Lefebvre c. R., 2021 QCCA 1548

Le juge du procès doit soumettre à l’appréciation du jury tous les moyens de défense vraisemblables, et ce, peu importe que l’accusé les ait expressément invoqués ou non.

[24] Les principes entourant la décision de soumettre un moyen de défense au jury ne sont pas controversés.

[25] Le juge du procès doit soumettre à l’appréciation du jury tous les moyens de défense vraisemblables, et ce, peu importe que l’accusé les ait expressément invoqués ou non. Un moyen de défense est vraisemblable s’il peut permettre à un jury raisonnable ayant reçu des directives appropriées de l’appliquer[1]. Lorsqu’il analyse la vraisemblance d’un moyen, le juge du procès doit tenir pour avérés tous les éléments de preuve produits par l’accusé[2].

[26] Le juge du procès ne doit pas se demander s’il est probable ou improbable que le moyen de défense soit retenu, en fin de compte. Il appartient au jury de trancher la question au fond[3].

[27] De plus, deux facteurs cruciaux encadrent la décision du juge au sujet de l’application du critère de la vraisemblance d’une défense : 1) l’interprétation de la preuve la plus favorable à l’accusé doit être adoptée[4] et 2) dans le doute, la défense doit être laissée à l’appréciation du jury[5].

[28] Cela dit, quel est l’impact de l’omission de l’appelant de ne pas soulever ce moyen de défense lors du procès?

La renonciation d’un accusé à présenter un moyen de défense ne lie pas le juge du procès, qui a l’obligation de soumettre à l’évaluation du jury tout moyen de défense vraisemblable et même, s’il le faut, de passer outre à l’opposition ou à l’opinion exprimée par l’avocat de l’accusé.

[29] Comme l’explique notre Cour dans l’arrêt Carrier c. R.[6], la renonciation d’un accusé à présenter un moyen de défense ne lie pas le juge du procès, qui a l’obligation de soumettre à l’évaluation du jury tout moyen de défense vraisemblable et même, s’il le faut, de passer outre à l’opposition ou à l’opinion exprimée par l’avocat de l’accusé.

[30] Ainsi, la position de l’avocat de l’appelant lors du procès doit être considérée, mais celle-ci n’est pas toujours déterminante[7], et ce, même si elle résulte d’un choix stratégique[8].

[31] En effet, la question du choix stratégique s’évalue avec certaines nuances lorsque le dossier met en cause le devoir du juge de soumettre un moyen de défense à l’attention du jury.
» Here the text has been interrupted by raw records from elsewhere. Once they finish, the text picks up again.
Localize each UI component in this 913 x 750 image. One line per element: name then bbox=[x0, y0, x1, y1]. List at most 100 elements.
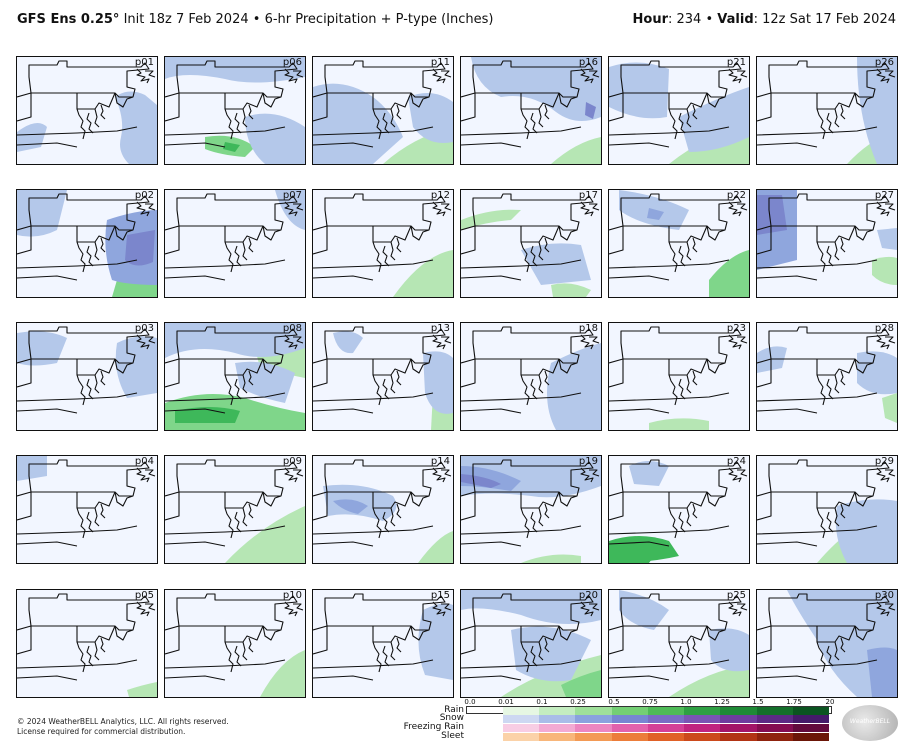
rain-area bbox=[175, 407, 240, 423]
state-border bbox=[17, 275, 78, 281]
state-border bbox=[885, 203, 896, 211]
legend-tick-label: 0.1 bbox=[536, 698, 548, 706]
rain-area bbox=[225, 506, 305, 563]
ensemble-panel-p13: p13 bbox=[312, 322, 454, 431]
snow-area bbox=[609, 62, 669, 119]
rain-area bbox=[561, 670, 601, 697]
state-border bbox=[834, 641, 840, 661]
state-border bbox=[372, 108, 382, 140]
state-border bbox=[17, 659, 138, 669]
state-border bbox=[520, 358, 560, 376]
state-border bbox=[114, 491, 134, 507]
panel-label: p01 bbox=[134, 57, 154, 68]
legend-swatch bbox=[792, 715, 829, 723]
state-border bbox=[538, 374, 544, 394]
state-border bbox=[609, 625, 624, 655]
state-border bbox=[396, 104, 402, 120]
state-border bbox=[224, 374, 234, 406]
state-border bbox=[609, 408, 670, 414]
state-border bbox=[768, 326, 890, 364]
state-border bbox=[757, 142, 818, 148]
state-border bbox=[284, 334, 298, 350]
hour-label: Hour bbox=[632, 12, 668, 27]
state-border bbox=[668, 92, 708, 110]
state-border bbox=[17, 625, 32, 655]
ensemble-panel-p07: p07 bbox=[164, 189, 306, 298]
snow-area bbox=[647, 208, 664, 220]
state-border bbox=[609, 92, 624, 122]
hour-value: : 234 bbox=[668, 12, 702, 27]
panel-label: p20 bbox=[578, 590, 598, 601]
panel-map bbox=[609, 190, 749, 297]
state-border bbox=[284, 68, 298, 84]
panel-map bbox=[165, 190, 305, 281]
state-border bbox=[248, 104, 254, 120]
state-border bbox=[165, 92, 180, 122]
state-border bbox=[76, 108, 86, 140]
state-border bbox=[816, 625, 856, 643]
legend-swatch bbox=[647, 724, 685, 732]
state-border bbox=[757, 408, 818, 414]
state-border bbox=[876, 68, 890, 84]
panel-label: p24 bbox=[726, 456, 746, 467]
legend-swatch bbox=[647, 733, 685, 741]
state-border bbox=[737, 469, 748, 477]
state-border bbox=[86, 378, 94, 400]
state-border bbox=[17, 392, 138, 402]
state-border bbox=[313, 392, 434, 402]
state-border bbox=[86, 245, 94, 267]
panel-label: p06 bbox=[282, 57, 302, 68]
state-border bbox=[840, 370, 846, 386]
state-border bbox=[100, 637, 106, 653]
state-border bbox=[816, 507, 826, 539]
legend-swatch bbox=[611, 715, 648, 723]
state-border bbox=[242, 108, 248, 128]
panel-map bbox=[165, 459, 305, 563]
ensemble-panel-p15: p15 bbox=[312, 589, 454, 698]
state-border bbox=[262, 491, 282, 507]
state-border bbox=[432, 68, 446, 84]
footer-credits: © 2024 WeatherBELL Analytics, LLC. All r… bbox=[17, 717, 229, 737]
panel-label: p30 bbox=[874, 590, 894, 601]
panel-label: p23 bbox=[726, 323, 746, 334]
state-border bbox=[728, 334, 742, 350]
state-border bbox=[728, 467, 742, 483]
state-border bbox=[313, 659, 434, 669]
panel-label: p10 bbox=[282, 590, 302, 601]
state-border bbox=[293, 203, 304, 211]
snow-area bbox=[877, 228, 897, 250]
state-border bbox=[589, 603, 600, 611]
state-border bbox=[165, 408, 226, 414]
state-border bbox=[145, 203, 156, 211]
state-border bbox=[114, 625, 134, 641]
state-border bbox=[620, 593, 742, 631]
state-border bbox=[313, 259, 434, 269]
state-border bbox=[816, 241, 826, 273]
rain-area bbox=[669, 665, 749, 697]
legend-tick-label: 0.01 bbox=[498, 698, 514, 706]
ensemble-panel-p12: p12 bbox=[312, 189, 454, 298]
legend-row-label: Snow bbox=[439, 713, 464, 723]
state-border bbox=[544, 370, 550, 386]
state-border bbox=[461, 625, 476, 655]
state-border bbox=[686, 374, 692, 394]
legend-row-label: Sleet bbox=[441, 731, 464, 741]
panel-map bbox=[757, 57, 897, 164]
legend-row-label: Freezing Rain bbox=[403, 722, 464, 732]
state-border bbox=[114, 358, 134, 374]
panel-map bbox=[609, 60, 749, 164]
state-border bbox=[737, 203, 748, 211]
legend-tick-label: 0.0 bbox=[464, 698, 476, 706]
state-border bbox=[538, 641, 544, 661]
panel-label: p27 bbox=[874, 190, 894, 201]
ensemble-panel-p11: p11 bbox=[312, 56, 454, 165]
state-border bbox=[668, 241, 678, 273]
state-border bbox=[520, 641, 530, 673]
state-border bbox=[76, 374, 86, 406]
panel-label: p28 bbox=[874, 323, 894, 334]
panel-map bbox=[461, 193, 600, 297]
snow-area bbox=[709, 628, 749, 672]
state-border bbox=[100, 503, 106, 519]
state-border bbox=[580, 467, 594, 483]
panel-label: p05 bbox=[134, 590, 154, 601]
En cette matière, ce devoir existe indépendamment du choix de l’accusé et de son droit de contrôler sa défense.

[32] Dans l’arrêt R. c. Caron[9] , le juge Proulx évoque un cas de figure similaire à la présente affaire :

[21] Il ne s’agit pas ici de l’hypothèse où un accusé, maître de sa défense, choisirait de ne pas diluer son moyen de légitime défense en ne plaidant pas la provocation comme solution alternative, bien qu’un « fondement factuel » justifierait la provocation: le juge, dans ses directives, devrait soumettre néanmoins cette alternative. Rien ne s’oppose à ce que si l’accusé échoue sur son moyen de défense principal il puisse néanmoins être déclaré coupable d’une offense moindre, comme l’homicide involontaire coupable, en raison de la provocation.

[Soulignement ajouté]

[33] Dans l’arrêt Cinous, la juge Arbour, dissidente, mais pas sur cette question, explique que l’évaluation de toute omission stratégique d’un avocat doit être jaugée en soupesant la vraisemblance d’une défense et la question de savoir si la preuve qui l’appuie constitue un cas frontière :

Lorsque la preuve révèle nettement l’existence d’un moyen de défense, le juge ne devrait pas s’abstenir de donner au jury des directives sur ce moyen de défense du seul fait qu’il peut donner lieu à un verdict moins favorable à l’accusé. Toutefois, dans les cas limites, la cour d’appel qui doit décider si le juge du procès a commis une erreur en ne soumettant pas au jury un moyen de défense subsidiaire peut, le cas échéant, tenir compte du fait que c’est l’avocat expérimenté de l’accusé qui a pris la décision stratégique de ne pas invoquer ce moyen de défense au procès[10].

[Soulignement ajouté]

[34] La présente affaire ne constitue pas un cas limite, car la preuve révèle clairement la vraisemblance de la provocation qui, à l’instar de l’affaire R. c. Buzizi[11], s’entremêle avec la légitime défense.